By Ashley Iveson,Irishexaminer.com

Copyright irishexaminer

Richard Fahey remembers 'incredible' talent Wootton Bassett

Coolmore Australia announced his death on Tuesday and Fahey, who was attending the September yearling sales in Ireland, told the PA news agency: “It’s horrendous news, not good at all. We were only a small part of it, but it was a great journey from rags to riches, from being a racehorse to becoming a stallion.

“It’s the people who looked after him that you feel for, the Coolmore team and everyone involved with him directly and the people who cared for him along the way.

“I know our yard is sad this morning.”

Wootton Bassett was bought by Fahey’s team as a yearling for a relatively modest fee of £46,000, but it did not take the trainer long to realise he had a potential star on his hands.

“We knew he was a very good horse from the start really,” he added.

“We cheated a bit as we went for the sales races and took the easier option, but the Lagardere was always going to be his race.

“At the time you were getting maybe £200,000 for winning those sales races, which was a lot of money in those days.

“We took the easy route, but we always knew he was a Group horse and for him to win the Lagardere was fantastic, it was a great day.”

Although Wootton Bassett did not fulfil his potential on the racecourse as a three-year-old, he enjoyed a meteoric rise during his hugely successful second career as a stallion.

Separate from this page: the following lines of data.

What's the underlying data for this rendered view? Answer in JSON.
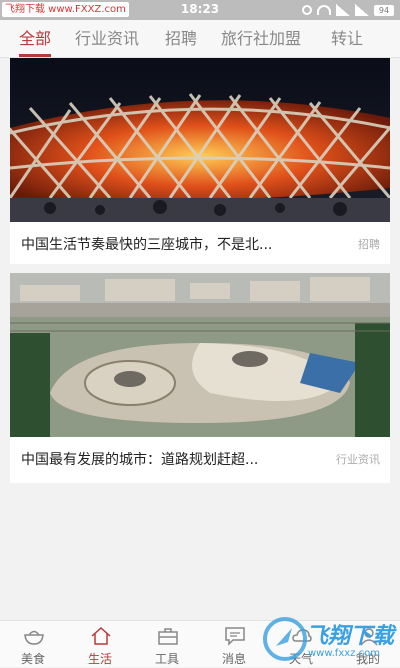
{
  "status": {
    "watermark": "飞翔下载 www.FXXZ.com",
    "time": "18:23",
    "battery": "94"
  },
  "tabs": [
    {
      "label": "全部",
      "active": true
    },
    {
      "label": "行业资讯"
    },
    {
      "label": "招聘"
    },
    {
      "label": "旅行社加盟"
    },
    {
      "label": "转让"
    }
  ],
  "articles": [
    {
      "title": "中国生活节奏最快的三座城市，不是北...",
      "tag": "招聘"
    },
    {
      "title": "中国最有发展的城市：道路规划赶超...",
      "tag": "行业资讯"
    }
  ],
  "bottom_nav": [
    {
      "label": "美食",
      "icon": "bowl-icon"
    },
    {
      "label": "生活",
      "icon": "home-icon",
      "active": true
    },
    {
      "label": "工具",
      "icon": "toolbox-icon"
    },
    {
      "label": "消息",
      "icon": "message-icon"
    },
    {
      "label": "天气",
      "icon": "weather-icon"
    },
    {
      "label": "我的",
      "icon": "user-icon"
    }
  ],
  "overlay_watermark": {
    "text": "飞翔下载",
    "url": "www.fxxz.com"
  },
  "colors": {
    "accent": "#b83a3a",
    "tag": "#aaaaaa"
  }
}
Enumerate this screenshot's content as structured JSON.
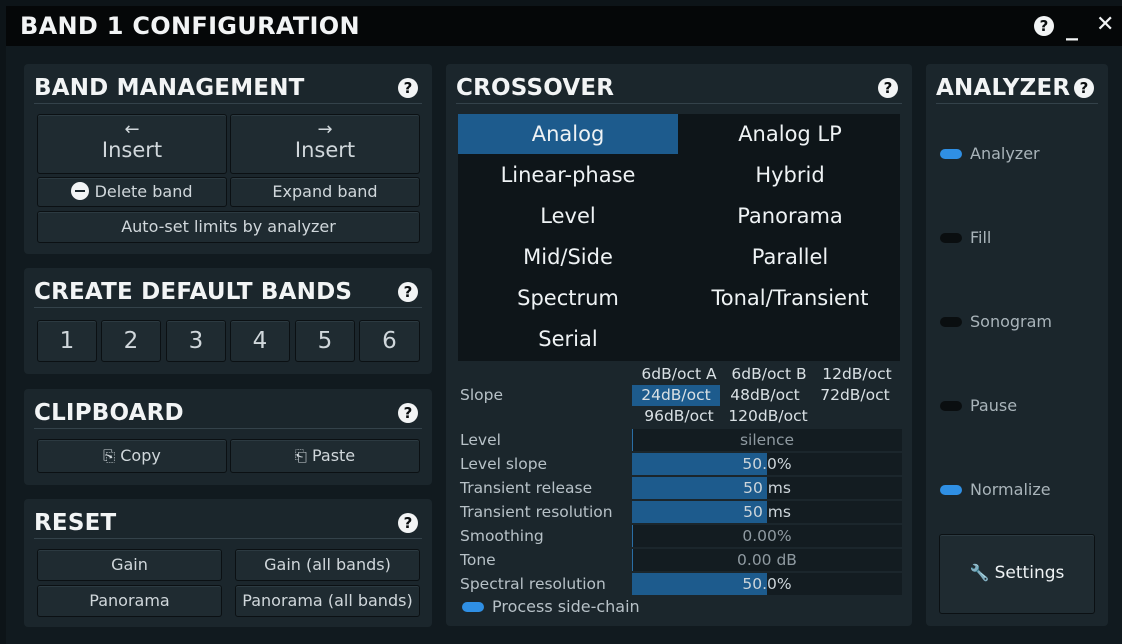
{
  "window": {
    "title": "BAND 1 CONFIGURATION",
    "help": "?",
    "minimize": "_",
    "close": "✕"
  },
  "band_management": {
    "title": "BAND MANAGEMENT",
    "insert_left_arrow": "←",
    "insert_left": "Insert",
    "insert_right_arrow": "→",
    "insert_right": "Insert",
    "delete_band": "Delete band",
    "expand_band": "Expand band",
    "auto_set": "Auto-set limits by analyzer"
  },
  "create_default_bands": {
    "title": "CREATE DEFAULT BANDS",
    "buttons": [
      "1",
      "2",
      "3",
      "4",
      "5",
      "6"
    ]
  },
  "clipboard": {
    "title": "CLIPBOARD",
    "copy": "Copy",
    "paste": "Paste"
  },
  "reset": {
    "title": "RESET",
    "gain": "Gain",
    "gain_all": "Gain (all bands)",
    "panorama": "Panorama",
    "panorama_all": "Panorama (all bands)"
  },
  "crossover": {
    "title": "CROSSOVER",
    "options": [
      "Analog",
      "Analog LP",
      "Linear-phase",
      "Hybrid",
      "Level",
      "Panorama",
      "Mid/Side",
      "Parallel",
      "Spectrum",
      "Tonal/Transient",
      "Serial"
    ],
    "selected": "Analog",
    "slope_label": "Slope",
    "slope_options": [
      "6dB/oct A",
      "6dB/oct B",
      "12dB/oct",
      "24dB/oct",
      "48dB/oct",
      "72dB/oct",
      "96dB/oct",
      "120dB/oct"
    ],
    "slope_selected": "24dB/oct",
    "params": [
      {
        "label": "Level",
        "value": "silence",
        "fill": 0.0
      },
      {
        "label": "Level slope",
        "value": "50.0%",
        "fill": 0.5
      },
      {
        "label": "Transient release",
        "value": "50 ms",
        "fill": 0.5
      },
      {
        "label": "Transient resolution",
        "value": "50 ms",
        "fill": 0.5
      },
      {
        "label": "Smoothing",
        "value": "0.00%",
        "fill": 0.0
      },
      {
        "label": "Tone",
        "value": "0.00 dB",
        "fill": 0.0
      },
      {
        "label": "Spectral resolution",
        "value": "50.0%",
        "fill": 0.5
      }
    ],
    "process_sidechain": "Process side-chain",
    "process_sidechain_on": true
  },
  "analyzer": {
    "title": "ANALYZER",
    "items": [
      {
        "label": "Analyzer",
        "on": true
      },
      {
        "label": "Fill",
        "on": false
      },
      {
        "label": "Sonogram",
        "on": false
      },
      {
        "label": "Pause",
        "on": false
      },
      {
        "label": "Normalize",
        "on": true
      }
    ],
    "settings": "Settings"
  },
  "colors": {
    "accent": "#1d5b8d",
    "toggle_on": "#2f8fe4",
    "panel": "#1b262c",
    "background": "#111a1f"
  }
}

Having initially stood in France for a fee that dropped to as low as E4,000 at one stage, he went on to produce French Derby, Irish Champion and Champion Stakes hero Almanzor and a number of other top-class horses, prompting the Coolmore operation to secure his services in 2020.

A starting stud fee of €100,000 for his new team continued to sky rocket as he went on to produce King Of Steel, Whirl, Al Riffa and Henri Matisse to name but a few, meaning this year he was commanding E300,000 for every mare that paid him a visit.

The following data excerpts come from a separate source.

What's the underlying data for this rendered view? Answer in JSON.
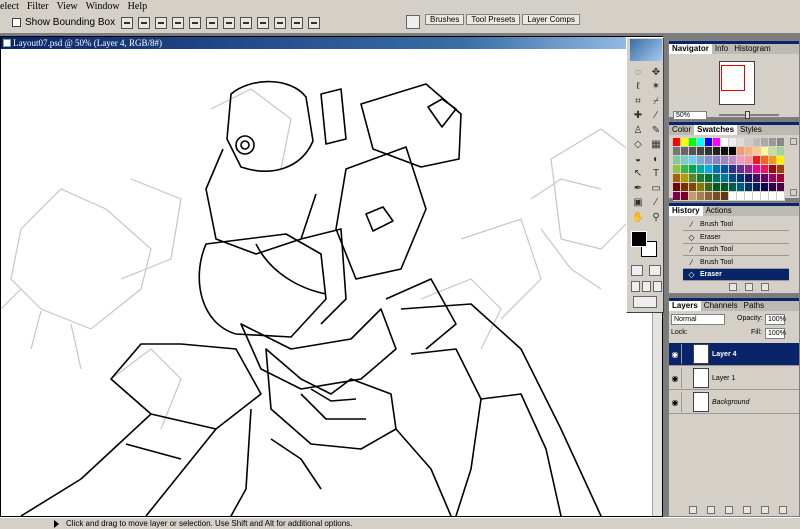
{
  "menu": [
    "elect",
    "Filter",
    "View",
    "Window",
    "Help"
  ],
  "options": {
    "checkbox_label": "Show Bounding Box",
    "show_bounding_box": false
  },
  "dock_tabs": [
    "Brushes",
    "Tool Presets",
    "Layer Comps"
  ],
  "document": {
    "title": "Layout07.psd @ 50% (Layer 4, RGB/8#)"
  },
  "status": {
    "text": "Click and drag to move layer or selection. Use Shift and Alt for additional options."
  },
  "toolbox": {
    "tools": [
      "marquee-icon",
      "move-icon",
      "lasso-icon",
      "magic-wand-icon",
      "crop-icon",
      "slice-icon",
      "healing-brush-icon",
      "brush-icon",
      "clone-stamp-icon",
      "history-brush-icon",
      "eraser-icon",
      "gradient-icon",
      "blur-icon",
      "dodge-icon",
      "path-selection-icon",
      "type-icon",
      "pen-icon",
      "shape-icon",
      "notes-icon",
      "eyedropper-icon",
      "hand-icon",
      "zoom-icon"
    ],
    "glyphs": [
      "◌",
      "✥",
      "ℓ",
      "✶",
      "⌗",
      "⌿",
      "✚",
      "∕",
      "♙",
      "✎",
      "◇",
      "▦",
      "◒",
      "◐",
      "↖",
      "T",
      "✒",
      "▭",
      "▣",
      "⁄",
      "✋",
      "⚲"
    ],
    "foreground_color": "#000000",
    "background_color": "#ffffff"
  },
  "navigator": {
    "tabs": [
      "Navigator",
      "Info",
      "Histogram"
    ],
    "zoom": "50%"
  },
  "swatches": {
    "tabs": [
      "Color",
      "Swatches",
      "Styles"
    ],
    "colors": [
      "#ff0000",
      "#ffff00",
      "#00ff00",
      "#00ffff",
      "#0000ff",
      "#ff00ff",
      "#ffffff",
      "#eeeeee",
      "#dddddd",
      "#cccccc",
      "#bbbbbb",
      "#aaaaaa",
      "#999999",
      "#888888",
      "#777777",
      "#666666",
      "#555555",
      "#444444",
      "#333333",
      "#222222",
      "#111111",
      "#000000",
      "#f7977a",
      "#f9ad81",
      "#fdc68a",
      "#fff79a",
      "#c4df9b",
      "#a3d39c",
      "#82ca9d",
      "#7bcdc8",
      "#6ecff6",
      "#7ea7d8",
      "#8493ca",
      "#8882be",
      "#a187be",
      "#bc8dbf",
      "#f49ac2",
      "#f6989d",
      "#ed1c24",
      "#f26522",
      "#f7941d",
      "#fff200",
      "#8dc63f",
      "#39b54a",
      "#00a651",
      "#00a99d",
      "#00aeef",
      "#0072bc",
      "#0054a6",
      "#2e3192",
      "#662d91",
      "#92278f",
      "#ec008c",
      "#ed145b",
      "#9e0b0f",
      "#a0410d",
      "#a36209",
      "#aba000",
      "#598527",
      "#1a7b30",
      "#007236",
      "#00746b",
      "#0076a3",
      "#004b80",
      "#003471",
      "#1b1464",
      "#440e62",
      "#630460",
      "#9e005d",
      "#9e0039",
      "#790000",
      "#7b2e00",
      "#7d4900",
      "#827b00",
      "#406618",
      "#005e20",
      "#005826",
      "#005952",
      "#005b7f",
      "#003663",
      "#002157",
      "#0d004c",
      "#32004b",
      "#4b0049",
      "#7b0046",
      "#7a0026",
      "#c69c6d",
      "#a67c52",
      "#8c6239",
      "#754c24",
      "#603913",
      "#ffffff",
      "#ffffff",
      "#ffffff",
      "#ffffff",
      "#ffffff",
      "#ffffff",
      "#ffffff"
    ]
  },
  "history": {
    "tabs": [
      "History",
      "Actions"
    ],
    "items": [
      {
        "label": "Brush Tool",
        "icon": "brush-icon",
        "glyph": "∕"
      },
      {
        "label": "Eraser",
        "icon": "eraser-icon",
        "glyph": "◇"
      },
      {
        "label": "Brush Tool",
        "icon": "brush-icon",
        "glyph": "∕"
      },
      {
        "label": "Brush Tool",
        "icon": "brush-icon",
        "glyph": "∕"
      },
      {
        "label": "Eraser",
        "icon": "eraser-icon",
        "glyph": "◇"
      }
    ],
    "selected_index": 4
  },
  "layers": {
    "tabs": [
      "Layers",
      "Channels",
      "Paths"
    ],
    "blend_mode": "Normal",
    "opacity_label": "Opacity:",
    "opacity": "100%",
    "lock_label": "Lock:",
    "fill_label": "Fill:",
    "fill": "100%",
    "items": [
      {
        "name": "Layer 4",
        "visible": true
      },
      {
        "name": "Layer 1",
        "visible": true
      },
      {
        "name": "Background",
        "visible": true
      }
    ],
    "selected_index": 0
  }
}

Fahey said: “From day one what he did to the mares in France – he improved pretty ordinary mares – and then his whole career just got unbelievable and he was only really just getting going.

“Even last weekend he had two-year-olds winning in France, Ireland and England who all look nice horses and could be anything.

“He’s been an incredible sire and an incredible horse and he was a good-minded, kind horse.

“I feel for everybody involved and everybody that knew the horse, today will be sad – he was that sort of horse.”